Tuesday, March 6, 2012

Three distractions

I don't know what to write about this morning. I'm really just looking to distract myself from boredom. And the inner implosions of my thoughts. It is the Fourth of July in my brain. Or my brain is in that little alleyway that was directly behind my first Queens apartment all those years ago replete with arguing couples, crunching ice scraping at 4am, pigeon cooing and one truly classic New York city moment when a woman angrily lifted her bedroom window and said, thickly accented "Hey you! Shut the fuck up!!" I didn't see her but I know she was wearing a shower cap and curlers and a flower print mu-mu. And her husband was behind her on the couch in a wife-beater, the blue glow of the television reflecting off his weathered face as he hunched over a foil wrapped TV dinner. I know all of that happened. Anyway here are three random things:

1) For the past couple of nights I have had elaborate and long dreams involving some heavy symbolism, often bordering on the childishly obvious (I dreamed one night I was getting married but wasn't wearing a dress but rather these old, ratty corduroy trousers). Each night it has been a very different dream but the one thing that has been the same is the way I woke up from them all with this really odd sense of well being. I suppose the only thing that is odd about it is that it is a positive feeling when generally my dreams leave me feeling unsettled or ridiculous or confused. But lately I've been awake and ready to carry on almost immediately. The unsettling occurs later in the day, like right now. My subconscious is doing me a five hour favor every night.
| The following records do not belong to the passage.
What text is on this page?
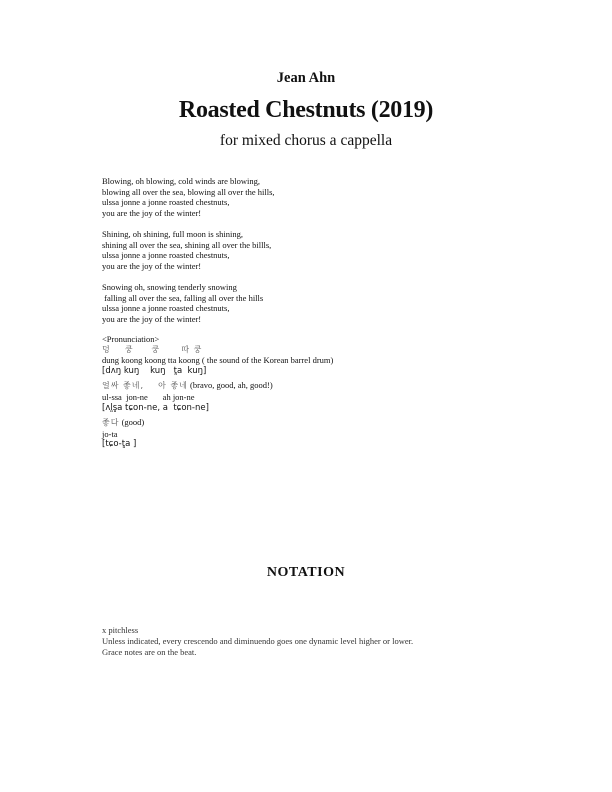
Jean Ahn
Roasted Chestnuts (2019)
for mixed chorus a cappella
Blowing, oh blowing, cold winds are blowing,
blowing all over the sea, blowing all over the hills,
ulssa jonne a jonne roasted chestnuts,
you are the joy of the winter!
Shining, oh shining, full moon is shining,
shining all over the sea, shining all over the billls,
ulssa jonne a jonne roasted chestnuts,
you are the joy of the winter!
Snowing oh, snowing tenderly snowing
falling all over the sea, falling all over the hills
ulssa jonne a jonne roasted chestnuts,
you are the joy of the winter!
<Pronunciation>
덩    쿵     쿵      따 쿵
dung koong koong tta koong ( the sound of the Korean barrel drum)
[dʌŋ kuŋ    kuŋ   t̪a  kuŋ]
얼싸 좋네,    아 좋네 (bravo, good, ah, good!)
ul-ssa  jon-ne       ah jon-ne
[ʌl͈s͈a tɕon-ne, a  tɕon-ne]
좋다 (good)
jo-ta
[tɕo-t͈a ]
NOTATION
x pitchless
Unless indicated, every crescendo and diminuendo goes one dynamic level higher or lower.
Grace notes are on the beat.
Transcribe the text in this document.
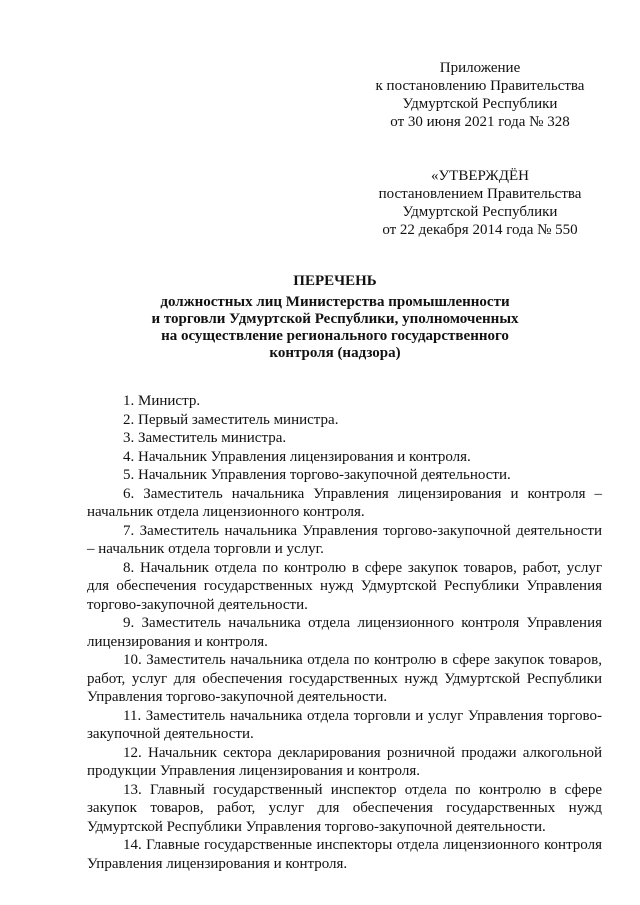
Приложение
к постановлению Правительства
Удмуртской Республики
от 30 июня 2021 года № 328
«УТВЕРЖДЁН
постановлением Правительства
Удмуртской Республики
от 22 декабря 2014 года № 550
ПЕРЕЧЕНЬ
должностных лиц Министерства промышленности
и торговли Удмуртской Республики, уполномоченных
на осуществление регионального государственного
контроля (надзора)

1. Министр.

2. Первый заместитель министра.

3. Заместитель министра.

4. Начальник Управления лицензирования и контроля.

5. Начальник Управления торгово-закупочной деятельности.

6. Заместитель начальника Управления лицензирования и контроля – начальник отдела лицензионного контроля.

7. Заместитель начальника Управления торгово-закупочной деятельности – начальник отдела торговли и услуг.

8. Начальник отдела по контролю в сфере закупок товаров, работ, услуг для обеспечения государственных нужд Удмуртской Республики Управления торгово-закупочной деятельности.

9. Заместитель начальника отдела лицензионного контроля Управления лицензирования и контроля.

10. Заместитель начальника отдела по контролю в сфере закупок товаров, работ, услуг для обеспечения государственных нужд Удмуртской Республики Управления торгово-закупочной деятельности.

11. Заместитель начальника отдела торговли и услуг Управления торгово-закупочной деятельности.

12. Начальник сектора декларирования розничной продажи алкогольной продукции Управления лицензирования и контроля.

13. Главный государственный инспектор отдела по контролю в сфере закупок товаров, работ, услуг для обеспечения государственных нужд Удмуртской Республики Управления торгово-закупочной деятельности.

14. Главные государственные инспекторы отдела лицензионного контроля Управления лицензирования и контроля.
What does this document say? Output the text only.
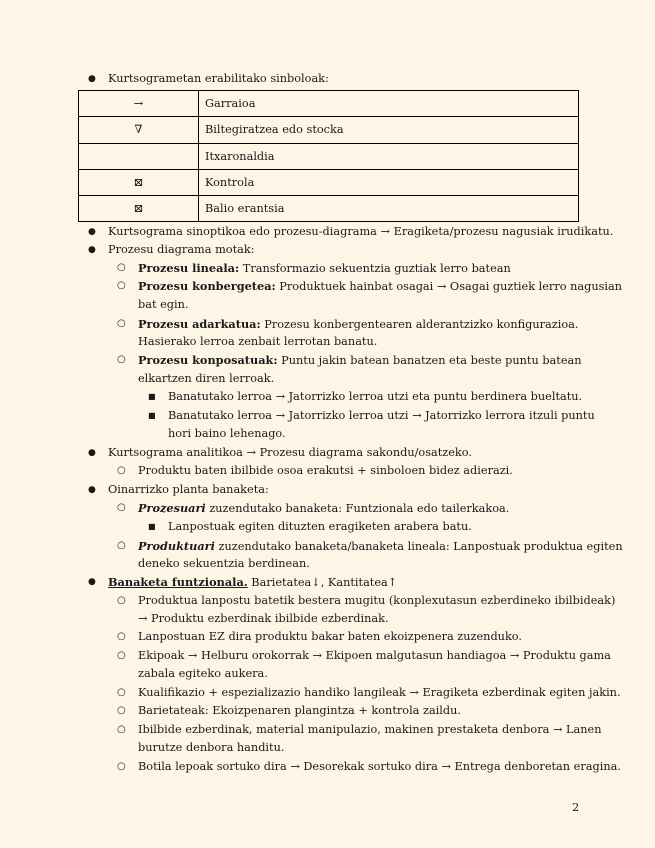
● Kurtsogrametan erabilitako sinboloak:
→	Garraioa
∇	Biltegiratzea edo stocka
	Itxaronaldia
⊠	Kontrola
⊠	Balio erantsia
● Kurtsograma sinoptikoa edo prozesu-diagrama → Eragiketa/prozesu nagusiak irudikatu.
● Prozesu diagrama motak:
○ Prozesu lineala: Transformazio sekuentzia guztiak lerro batean
○ Prozesu konbergetea: Produktuek hainbat osagai → Osagai guztiek lerro nagusian
bat egin.
○ Prozesu adarkatua: Prozesu konbergentearen alderantzizko konfigurazioa.
Hasierako lerroa zenbait lerrotan banatu.
○ Prozesu konposatuak: Puntu jakin batean banatzen eta beste puntu batean
elkartzen diren lerroak.
■ Banatutako lerroa → Jatorrizko lerroa utzi eta puntu berdinera bueltatu.
■ Banatutako lerroa → Jatorrizko lerroa utzi → Jatorrizko lerrora itzuli puntu
hori baino lehenago.
● Kurtsograma analitikoa → Prozesu diagrama sakondu/osatzeko.
○ Produktu baten ibilbide osoa erakutsi + sinboloen bidez adierazi.
● Oinarrizko planta banaketa:
○ Prozesuari zuzendutako banaketa: Funtzionala edo tailerkakoa.
■ Lanpostuak egiten dituzten eragiketen arabera batu.
○ Produktuari zuzendutako banaketa/banaketa lineala: Lanpostuak produktua egiten
deneko sekuentzia berdinean.
● Banaketa funtzionala. Barietatea↓, Kantitatea↑
○ Produktua lanpostu batetik bestera mugitu (konplexutasun ezberdineko ibilbideak)
→ Produktu ezberdinak ibilbide ezberdinak.
○ Lanpostuan EZ dira produktu bakar baten ekoizpenera zuzenduko.
○ Ekipoak → Helburu orokorrak → Ekipoen malgutasun handiagoa → Produktu gama
zabala egiteko aukera.
○ Kualifikazio + espezializazio handiko langileak → Eragiketa ezberdinak egiten jakin.
○ Barietateak: Ekoizpenaren plangintza + kontrola zaildu.
○ Ibilbide ezberdinak, material manipulazio, makinen prestaketa denbora → Lanen
burutze denbora handitu.
○ Botila lepoak sortuko dira → Desorekak sortuko dira → Entrega denboretan eragina.
2
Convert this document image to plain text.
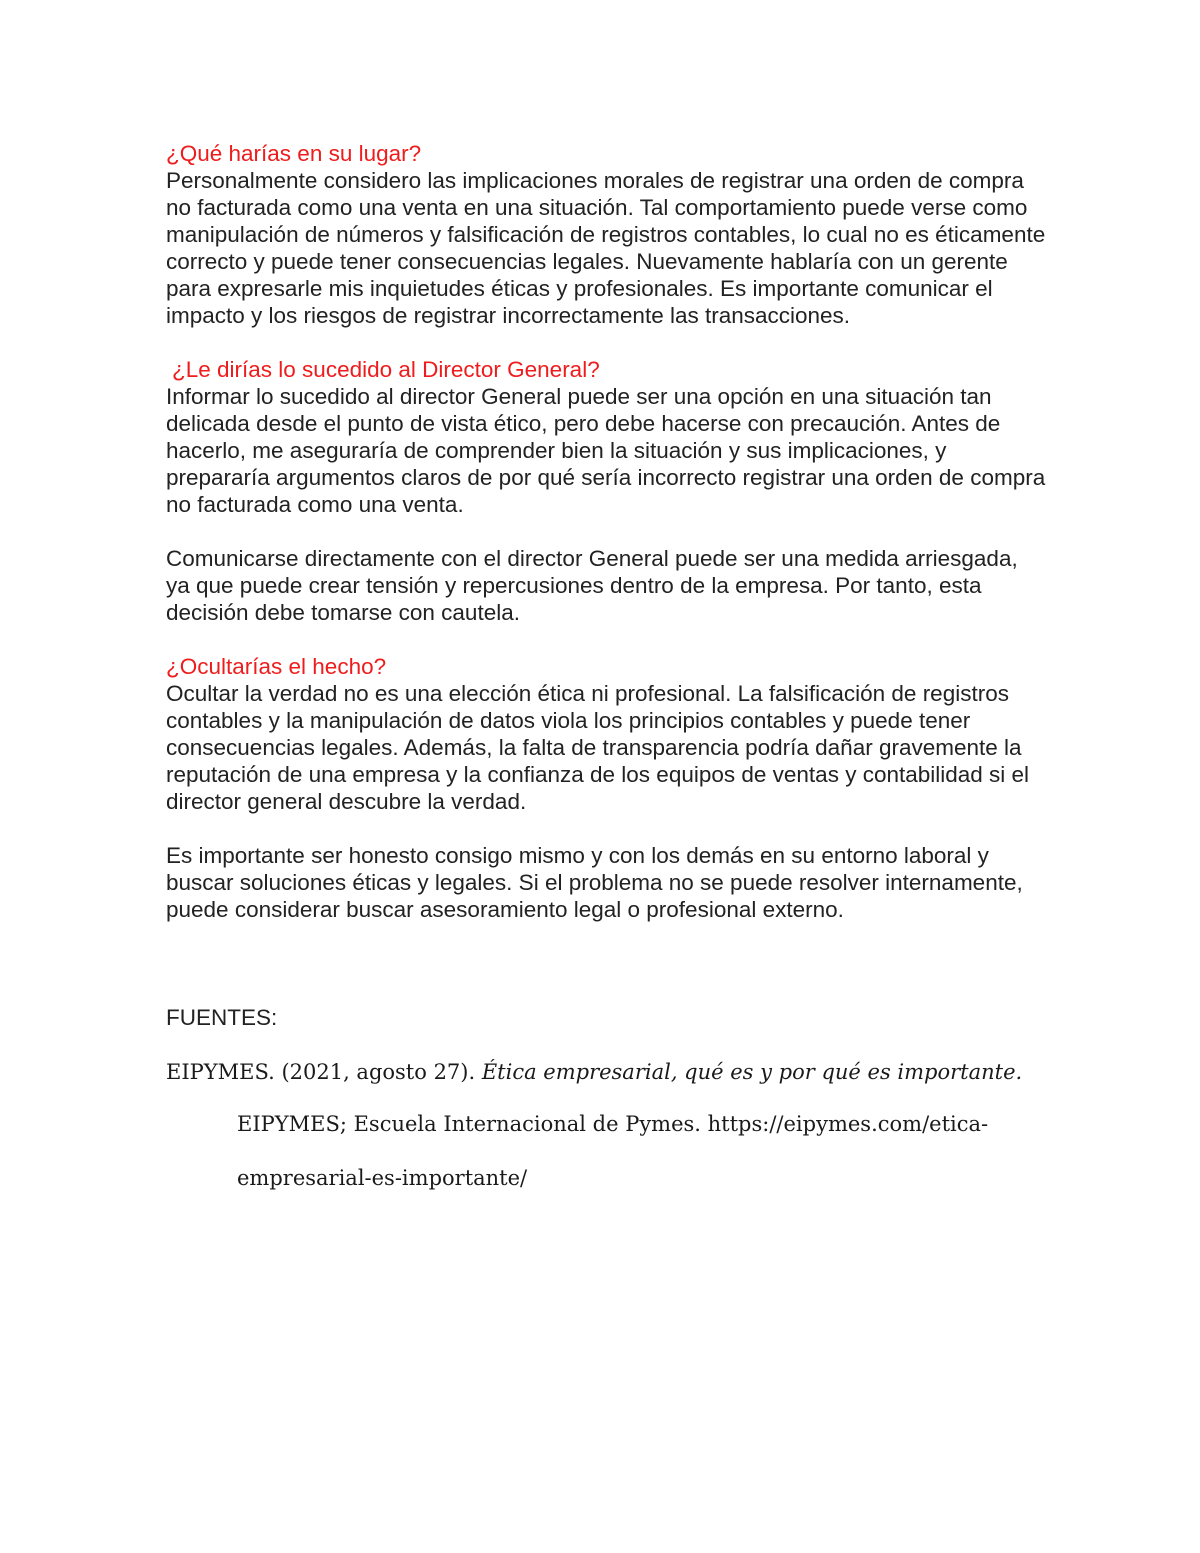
¿Qué harías en su lugar?

Personalmente considero las implicaciones morales de registrar una orden de compra no facturada como una venta en una situación. Tal comportamiento puede verse como manipulación de números y falsificación de registros contables, lo cual no es éticamente correcto y puede tener consecuencias legales. Nuevamente hablaría con un gerente para expresarle mis inquietudes éticas y profesionales. Es importante comunicar el impacto y los riesgos de registrar incorrectamente las transacciones.

¿Le dirías lo sucedido al Director General?

Informar lo sucedido al director General puede ser una opción en una situación tan delicada desde el punto de vista ético, pero debe hacerse con precaución. Antes de hacerlo, me aseguraría de comprender bien la situación y sus implicaciones, y prepararía argumentos claros de por qué sería incorrecto registrar una orden de compra no facturada como una venta.

Comunicarse directamente con el director General puede ser una medida arriesgada, ya que puede crear tensión y repercusiones dentro de la empresa. Por tanto, esta decisión debe tomarse con cautela.

¿Ocultarías el hecho?

Ocultar la verdad no es una elección ética ni profesional. La falsificación de registros contables y la manipulación de datos viola los principios contables y puede tener consecuencias legales. Además, la falta de transparencia podría dañar gravemente la reputación de una empresa y la confianza de los equipos de ventas y contabilidad si el director general descubre la verdad.

Es importante ser honesto consigo mismo y con los demás en su entorno laboral y buscar soluciones éticas y legales. Si el problema no se puede resolver internamente, puede considerar buscar asesoramiento legal o profesional externo.

FUENTES:
EIPYMES. (2021, agosto 27). Ética empresarial, qué es y por qué es importante.
EIPYMES; Escuela Internacional de Pymes. https://eipymes.com/etica-
empresarial-es-importante/
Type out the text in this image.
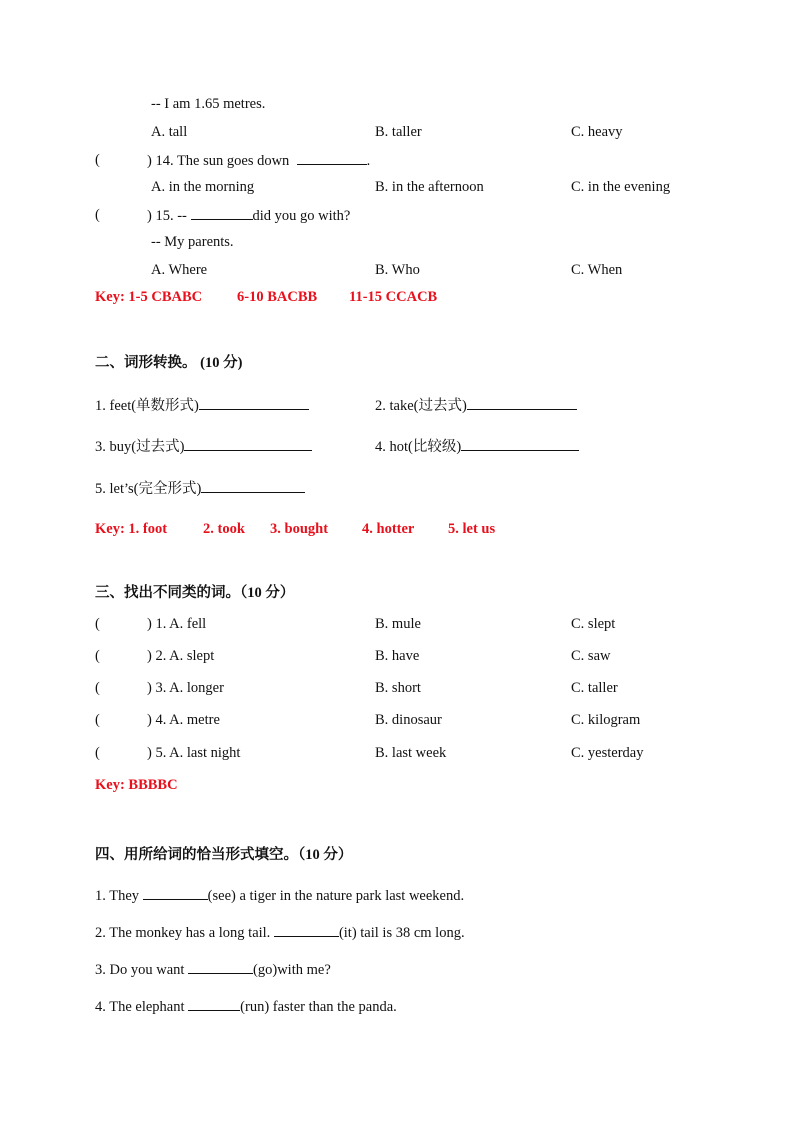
-- I am 1.65 metres.
A. tall	B. taller	C. heavy
(	) 14. The sun goes down	.
A. in the morning	B. in the afternoon	C. in the evening
(	) 15. --	did you go with?
-- My parents.
A. Where	B. Who	C. When
Key: 1-5 CBABC 6-10 BACBB 11-15 CCACB
二、词形转换。 (10 分)
1. feet(单数形式)	2. take(过去式)
3. buy(过去式)	4. hot(比较级)
5. let’s(完全形式)
Key: 1. foot 2. took 3. bought 4. hotter 5. let us
三、找出不同类的词。（10 分）
(	) 1. A. fell	B. mule	C. slept
(	) 2. A. slept	B. have	C. saw
(	) 3. A. longer	B. short	C. taller
(	) 4. A. metre	B. dinosaur	C. kilogram
(	) 5. A. last night	B. last week	C. yesterday
Key: BBBBC
四、用所给词的恰当形式填空。（10 分）
1. They	(see) a tiger in the nature park last weekend.
2. The monkey has a long tail.	(it) tail is 38 cm long.
3. Do you want	(go)with me?
4. The elephant	(run) faster than the panda.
2) Yesterday I spoke briefly to my grandmother in Florida. I was having my lunch break with my mother and she called her up to remind her of a joke they shared a few years ago. My grandmother has somewhat advanced Alzheimer's disease but as a family we were only recently made aware of it. So my mother often calls her in an attempt to jog her memory or even just lighten the mood to distract her from her distractions. So she put my grandmother on speakerphone so we could both talk to her but as with most Alzheimer's patients, my grandmother started going on a long tangent of nonsensical stories. One of them was about walking home from church with my grandfather and seeing a woman be swallowed whole by an alligator. Probably my desire to be able to draw or sketch that story stems from my strong desire to detach myself from how sad it all is but I wanted to see her delusion rendered on paper.
Coincidentally I've been listening to The National quite a bit these last few days and I was just reminded of a lyric from the song "Start a War" that resonates:

 Do you really think you can just put it in a safe 
behind a painting, lock it up and leave?

3) I just finished up reading The Paris Wife by Paula McLain. You can read my paltry review on that site but really all that stayed with me from the novel was this ravenous desire to read a book with a strong female heroine. She doesn't have to be perfect but she has to be the utter opposite of the Hadley Richardson of McLain's invention because good lord that character was pushover. Maybe everyone was a push over for Hemingway but reading this book made me strangely tired of being a woman. I thought about picking up something by Hemingway to read something fiercely masculine (or anything by Chuck Palahniuk) but instead chose a book about a werewolf. My brain is going to take a break from reading about humanity for a bit.

That's all I got today. What's up with you?


1 comment:

  1. Ouch, I'm sorry Paris Wife didn't work out. This book has been wildly popular with book clubs even though it's still in hardcover which kind of tells me it's not the book for me either LOL.